Unity 8 is one of the hottest things coming inside 2014 both for mobile devices and Ubuntu desktop boxes. Unity 8 will run on a new display server, called Mir, made by Canonical.
It will use a Qt/QML SDK for building applications, and it will provide an unified run-time environment across all devices, Mobiles, Tablets and Desktops/Laptops. That means applications should run in all platforms without extra porting work.
I guess you already know everything about Unity 8, but for the people that don’t have an Ubuntu OS to actually try it, here is how it looks like.

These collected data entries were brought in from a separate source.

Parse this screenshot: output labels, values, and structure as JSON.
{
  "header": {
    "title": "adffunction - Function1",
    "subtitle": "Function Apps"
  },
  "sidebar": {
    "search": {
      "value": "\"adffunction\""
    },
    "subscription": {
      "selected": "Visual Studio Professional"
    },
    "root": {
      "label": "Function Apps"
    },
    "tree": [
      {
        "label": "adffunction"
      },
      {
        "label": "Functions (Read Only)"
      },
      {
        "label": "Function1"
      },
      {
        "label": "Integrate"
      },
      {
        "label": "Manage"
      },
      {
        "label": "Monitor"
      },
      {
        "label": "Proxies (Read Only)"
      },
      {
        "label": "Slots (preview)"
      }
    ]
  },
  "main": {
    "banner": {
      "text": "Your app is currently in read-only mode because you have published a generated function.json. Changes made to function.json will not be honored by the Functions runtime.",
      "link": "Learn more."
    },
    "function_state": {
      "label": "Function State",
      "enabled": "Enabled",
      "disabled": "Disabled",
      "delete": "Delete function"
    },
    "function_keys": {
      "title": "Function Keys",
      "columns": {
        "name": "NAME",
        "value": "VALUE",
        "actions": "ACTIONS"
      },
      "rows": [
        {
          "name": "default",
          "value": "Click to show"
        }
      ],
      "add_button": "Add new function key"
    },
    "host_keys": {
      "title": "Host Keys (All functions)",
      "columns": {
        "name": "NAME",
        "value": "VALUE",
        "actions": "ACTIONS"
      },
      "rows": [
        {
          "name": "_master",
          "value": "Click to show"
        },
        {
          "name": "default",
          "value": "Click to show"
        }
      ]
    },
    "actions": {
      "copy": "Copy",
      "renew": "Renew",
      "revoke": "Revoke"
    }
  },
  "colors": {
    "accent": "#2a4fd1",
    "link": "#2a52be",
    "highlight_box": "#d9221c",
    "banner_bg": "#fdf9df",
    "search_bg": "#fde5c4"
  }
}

am not quite aware what exactly are trying to do in Canonical, but I’m imaging that Unity 8 in desktops will replace the Unity 7 Dash, and it won’t be full screen as in Mobiles. I might be wrong on this.
Unity 8 will come as default most probably in Ubuntu 14.10, in October 2014.
Building and Running in Vbox.
You can install and run Unity 8 as easy as:
$ sudo apt-get install unity8
$ unity8
That will work at least for Ubuntu 14.10 installations, and you might need to add a PPA if you running 13.10.
Building from sources
Building Unity from sources is actually 2-3 commands. But it requires 14.04 only!
You can see the building instructions at Ubuntu Wiki:
Running in VBox
To run Unity 8 in Virtual Box, you must disable the 3d acceleration from VBox options.